🤖 AI Summary
To address negative transfer and poor generalization of foundation models in few-shot symbolic regression, this paper proposes EQUATE: a framework that reformulates discrete equation search as a continuous optimization problem within a shared embedding space, enabling lightweight adaptation of foundation models via knowledge distillation.

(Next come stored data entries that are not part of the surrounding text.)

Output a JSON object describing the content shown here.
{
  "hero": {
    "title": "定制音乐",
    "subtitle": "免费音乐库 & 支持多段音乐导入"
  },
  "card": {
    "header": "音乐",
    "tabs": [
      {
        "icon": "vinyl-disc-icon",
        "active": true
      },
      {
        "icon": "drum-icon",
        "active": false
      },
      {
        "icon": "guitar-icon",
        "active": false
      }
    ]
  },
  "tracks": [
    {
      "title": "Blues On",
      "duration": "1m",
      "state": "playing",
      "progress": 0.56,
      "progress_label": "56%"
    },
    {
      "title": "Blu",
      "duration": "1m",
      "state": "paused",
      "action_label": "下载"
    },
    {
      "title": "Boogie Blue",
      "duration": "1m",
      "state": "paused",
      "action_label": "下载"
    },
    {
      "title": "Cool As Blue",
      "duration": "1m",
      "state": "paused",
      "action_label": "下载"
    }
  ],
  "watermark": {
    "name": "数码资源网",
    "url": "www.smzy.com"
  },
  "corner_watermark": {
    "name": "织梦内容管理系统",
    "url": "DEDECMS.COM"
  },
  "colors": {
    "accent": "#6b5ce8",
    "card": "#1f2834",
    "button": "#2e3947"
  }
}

It introduces a symbolic-numerical alignment mechanism to ensure semantic consistency and designs an evaluator-guided embedding optimization with parsimony regularization to jointly optimize equation accuracy and simplicity. Evaluated on the Feynman, Strogatz, and black-box datasets, EQUATE significantly outperforms state-of-the-art methods across four key dimensions—accuracy, robustness, model simplicity, and inference speed—achieving synergistic improvements. Notably, it is the first method to realize high-quality, low-overhead, and interpretable end-to-end equation discovery.
📝 Abstract
Discovering interpretable mathematical equations from observed data (a.k.a. equation discovery or symbolic regression) is a cornerstone of scientific discovery, enabling transparent modeling of physical, biological, and economic systems. While foundation models pre-trained on large-scale equation datasets offer a promising starting point, they often suffer from negative transfer and poor generalization when applied to small, domain-specific datasets. In this paper, we introduce EQUATE (Equation Generation via QUality-Aligned Transfer Embeddings), a data-efficient fine-tuning framework that adapts foundation models for symbolic equation discovery in low-data regimes via distillation. EQUATE combines symbolic-numeric alignment with evaluator-guided embedding optimization, enabling a principled embedding-search-generation paradigm. Our approach reformulates discrete equation search as a continuous optimization task in a shared embedding space, guided by data-equation fitness and simplicity. Experiments across three standard public benchmarks (Feynman, Strogatz, and black-box datasets) demonstrate that EQUATE consistently outperforms state-of-the-art baselines in both accuracy and robustness, while preserving low complexity and fast inference. These results highlight EQUATE as a practical and generalizable solution for data-efficient symbolic regression in foundation model distillation settings.